What this means is that we already have a system in which private enterprise, sniffing at socialism, conducts some of its business according to socialist and religious prescriptions.

However, because the state gives us – for an over inflated price – postage stamps and police officers and teachers, it is by no means appropriate that the state should give us our daily bread. It is very important not to confuse the things of man with the things of the state. The state did not invent wheat; it did not even invent the wheat thresher. And before the wheat arrives at our table as bread, it passes through the hands of many people, few of them agents of the state. It takes a village to make a loaf of bread. A handful of politicians can make the Department of Motor Vehicles. Villages are made up of mutual aide societies, such as families, the smallest and heartiest of G. K. Chesterton’s vibrant cultural platoons. It is always important to recall that you cannot have the cultural platoons that Chesterton so often delighted in if the state, like some secular Aaron’s rod, swallows up all the little platoons.

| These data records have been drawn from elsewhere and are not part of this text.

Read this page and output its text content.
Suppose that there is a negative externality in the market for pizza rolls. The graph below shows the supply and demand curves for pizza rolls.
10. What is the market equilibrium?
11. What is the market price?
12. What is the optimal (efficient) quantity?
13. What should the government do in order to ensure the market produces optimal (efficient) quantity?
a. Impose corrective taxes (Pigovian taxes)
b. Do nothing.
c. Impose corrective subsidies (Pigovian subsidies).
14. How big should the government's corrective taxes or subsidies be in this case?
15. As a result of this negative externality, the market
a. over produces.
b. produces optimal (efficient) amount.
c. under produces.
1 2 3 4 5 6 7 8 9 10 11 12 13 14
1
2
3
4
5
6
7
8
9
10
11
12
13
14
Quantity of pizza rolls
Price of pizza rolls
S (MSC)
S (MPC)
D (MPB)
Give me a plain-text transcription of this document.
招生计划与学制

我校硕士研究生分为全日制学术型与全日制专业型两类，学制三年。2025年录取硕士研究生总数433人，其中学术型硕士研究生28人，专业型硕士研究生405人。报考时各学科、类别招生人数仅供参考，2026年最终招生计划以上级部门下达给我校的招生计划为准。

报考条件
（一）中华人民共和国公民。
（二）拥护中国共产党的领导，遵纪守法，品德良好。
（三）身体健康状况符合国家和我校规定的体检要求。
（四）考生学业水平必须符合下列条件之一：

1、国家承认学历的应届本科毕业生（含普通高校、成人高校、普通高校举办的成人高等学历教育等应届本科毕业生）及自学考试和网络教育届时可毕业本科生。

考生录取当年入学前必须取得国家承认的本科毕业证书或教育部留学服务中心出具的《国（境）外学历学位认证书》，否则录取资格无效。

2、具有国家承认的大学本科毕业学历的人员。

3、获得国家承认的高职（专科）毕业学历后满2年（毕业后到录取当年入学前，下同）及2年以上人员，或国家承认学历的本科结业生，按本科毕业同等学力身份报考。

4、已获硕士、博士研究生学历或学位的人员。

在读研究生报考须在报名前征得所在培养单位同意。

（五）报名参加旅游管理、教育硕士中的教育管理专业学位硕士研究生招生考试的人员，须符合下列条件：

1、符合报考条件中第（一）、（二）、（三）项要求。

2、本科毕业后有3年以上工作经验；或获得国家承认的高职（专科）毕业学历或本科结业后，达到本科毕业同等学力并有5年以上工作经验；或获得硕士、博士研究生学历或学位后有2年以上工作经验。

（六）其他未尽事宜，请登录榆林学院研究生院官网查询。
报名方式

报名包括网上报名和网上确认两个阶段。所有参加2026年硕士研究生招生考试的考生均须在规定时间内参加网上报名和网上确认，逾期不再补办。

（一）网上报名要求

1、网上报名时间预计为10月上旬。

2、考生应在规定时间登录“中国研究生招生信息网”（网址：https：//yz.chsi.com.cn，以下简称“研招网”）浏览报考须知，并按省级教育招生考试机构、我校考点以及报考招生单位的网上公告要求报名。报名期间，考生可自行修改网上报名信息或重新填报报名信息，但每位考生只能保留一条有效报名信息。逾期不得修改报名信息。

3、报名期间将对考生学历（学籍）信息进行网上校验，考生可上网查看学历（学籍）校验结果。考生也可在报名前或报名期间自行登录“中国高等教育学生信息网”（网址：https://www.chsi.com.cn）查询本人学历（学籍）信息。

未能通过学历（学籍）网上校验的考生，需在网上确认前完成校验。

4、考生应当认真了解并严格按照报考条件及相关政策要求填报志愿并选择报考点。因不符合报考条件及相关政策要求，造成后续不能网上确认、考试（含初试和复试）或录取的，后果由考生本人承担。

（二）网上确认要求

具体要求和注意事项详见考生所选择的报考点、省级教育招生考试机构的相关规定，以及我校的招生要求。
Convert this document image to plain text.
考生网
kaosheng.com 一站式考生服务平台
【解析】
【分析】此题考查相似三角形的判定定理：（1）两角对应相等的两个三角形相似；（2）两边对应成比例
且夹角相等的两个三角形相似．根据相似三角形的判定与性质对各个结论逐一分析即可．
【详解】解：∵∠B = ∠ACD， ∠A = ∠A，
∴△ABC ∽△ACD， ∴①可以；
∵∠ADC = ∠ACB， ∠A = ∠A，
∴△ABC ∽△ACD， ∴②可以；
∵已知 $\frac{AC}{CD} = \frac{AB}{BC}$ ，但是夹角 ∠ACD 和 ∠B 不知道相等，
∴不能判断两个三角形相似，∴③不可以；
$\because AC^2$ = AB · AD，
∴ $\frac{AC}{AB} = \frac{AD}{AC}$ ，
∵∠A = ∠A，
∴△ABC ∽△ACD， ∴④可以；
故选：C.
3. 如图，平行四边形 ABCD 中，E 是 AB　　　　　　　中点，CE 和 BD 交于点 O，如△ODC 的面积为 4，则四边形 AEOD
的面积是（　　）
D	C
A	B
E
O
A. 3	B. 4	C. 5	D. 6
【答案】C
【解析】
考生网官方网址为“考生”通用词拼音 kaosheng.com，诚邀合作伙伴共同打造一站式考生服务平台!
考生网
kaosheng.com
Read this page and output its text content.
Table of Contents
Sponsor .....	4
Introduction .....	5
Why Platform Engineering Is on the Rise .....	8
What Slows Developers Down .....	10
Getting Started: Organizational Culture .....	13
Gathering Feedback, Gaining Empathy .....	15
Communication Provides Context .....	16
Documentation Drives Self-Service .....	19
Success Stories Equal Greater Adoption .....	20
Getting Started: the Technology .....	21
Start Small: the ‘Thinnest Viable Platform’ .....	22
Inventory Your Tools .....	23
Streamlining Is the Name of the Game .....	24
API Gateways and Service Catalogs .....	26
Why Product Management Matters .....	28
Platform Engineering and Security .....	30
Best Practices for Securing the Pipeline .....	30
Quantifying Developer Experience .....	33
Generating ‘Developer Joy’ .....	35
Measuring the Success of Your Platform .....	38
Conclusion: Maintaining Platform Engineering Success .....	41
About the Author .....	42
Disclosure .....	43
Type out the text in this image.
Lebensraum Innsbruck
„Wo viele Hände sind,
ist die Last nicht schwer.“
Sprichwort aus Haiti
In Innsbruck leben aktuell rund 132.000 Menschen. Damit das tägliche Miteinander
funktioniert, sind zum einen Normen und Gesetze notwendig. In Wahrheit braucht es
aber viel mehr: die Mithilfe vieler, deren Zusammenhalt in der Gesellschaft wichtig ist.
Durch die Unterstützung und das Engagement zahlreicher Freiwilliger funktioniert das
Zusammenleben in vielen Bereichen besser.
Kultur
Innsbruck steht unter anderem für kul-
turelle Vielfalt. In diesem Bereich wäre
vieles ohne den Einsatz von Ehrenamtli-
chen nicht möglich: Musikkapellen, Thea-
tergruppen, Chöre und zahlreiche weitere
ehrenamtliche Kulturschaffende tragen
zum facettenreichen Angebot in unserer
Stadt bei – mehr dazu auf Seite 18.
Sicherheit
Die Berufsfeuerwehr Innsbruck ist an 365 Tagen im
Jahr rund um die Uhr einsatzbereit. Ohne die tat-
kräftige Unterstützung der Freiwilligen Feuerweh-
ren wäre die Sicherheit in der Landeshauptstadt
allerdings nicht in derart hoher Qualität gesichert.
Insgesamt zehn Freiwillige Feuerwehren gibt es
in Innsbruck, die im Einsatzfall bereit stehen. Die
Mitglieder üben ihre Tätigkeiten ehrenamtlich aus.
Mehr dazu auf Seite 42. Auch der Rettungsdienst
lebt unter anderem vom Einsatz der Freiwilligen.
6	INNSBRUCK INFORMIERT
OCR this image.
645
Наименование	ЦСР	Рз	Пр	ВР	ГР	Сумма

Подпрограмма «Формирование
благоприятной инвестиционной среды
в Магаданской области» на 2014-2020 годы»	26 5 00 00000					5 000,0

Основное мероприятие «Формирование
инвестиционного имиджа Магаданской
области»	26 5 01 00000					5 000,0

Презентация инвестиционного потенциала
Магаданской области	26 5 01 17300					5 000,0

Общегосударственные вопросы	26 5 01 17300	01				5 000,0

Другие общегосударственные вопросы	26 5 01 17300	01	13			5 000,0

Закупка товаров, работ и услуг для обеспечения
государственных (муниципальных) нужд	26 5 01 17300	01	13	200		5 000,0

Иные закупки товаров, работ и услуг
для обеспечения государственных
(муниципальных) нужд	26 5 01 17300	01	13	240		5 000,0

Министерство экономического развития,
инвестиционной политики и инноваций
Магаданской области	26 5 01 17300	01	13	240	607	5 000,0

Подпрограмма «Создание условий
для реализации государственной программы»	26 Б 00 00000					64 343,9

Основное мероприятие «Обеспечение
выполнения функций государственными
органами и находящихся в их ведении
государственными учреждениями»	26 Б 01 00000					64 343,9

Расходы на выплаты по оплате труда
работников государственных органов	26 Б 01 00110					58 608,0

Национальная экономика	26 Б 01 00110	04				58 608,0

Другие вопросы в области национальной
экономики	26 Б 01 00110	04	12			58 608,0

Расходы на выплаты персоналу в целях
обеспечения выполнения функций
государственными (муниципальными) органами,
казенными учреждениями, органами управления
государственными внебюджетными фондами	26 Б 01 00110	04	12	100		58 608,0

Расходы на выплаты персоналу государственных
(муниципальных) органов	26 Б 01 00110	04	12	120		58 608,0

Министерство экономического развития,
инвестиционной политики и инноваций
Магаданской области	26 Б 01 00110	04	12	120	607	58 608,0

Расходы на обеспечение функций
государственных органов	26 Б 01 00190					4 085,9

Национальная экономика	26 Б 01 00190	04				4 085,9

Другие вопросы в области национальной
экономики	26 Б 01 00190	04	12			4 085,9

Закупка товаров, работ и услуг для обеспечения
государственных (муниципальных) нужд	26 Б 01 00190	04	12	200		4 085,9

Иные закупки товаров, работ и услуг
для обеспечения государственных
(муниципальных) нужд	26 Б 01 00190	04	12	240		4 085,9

To take a word in season from Sarah Palin’s new book, that is socialism “gone rogue.”


Benito Mussolini, who got many of his best lines and not a few of his best ideas from his first mistress, Margherita Sarfatti, an ardent communist socialist turned fascist socialist, summed up fascism briefly in a few well chosen words: “Everything in the state; nothing outside the state; nothing above the state.” Mussolini was a journalist and had a way with words. When the Italians tired of him, just before he was swallowed up by a larger national socialist, Herr Hitler, Mussolini packed off his mistress, sometimes called “The Jewish Mother of Fascism,” to South America, lived for awhile in a much diminished northern Italian fascist province and finally was strung up at an Esso station by a mob of resentful, terribly ungrateful citizens.

The state -- especially in Italy, but in the United States as well -- is an unforgiving master.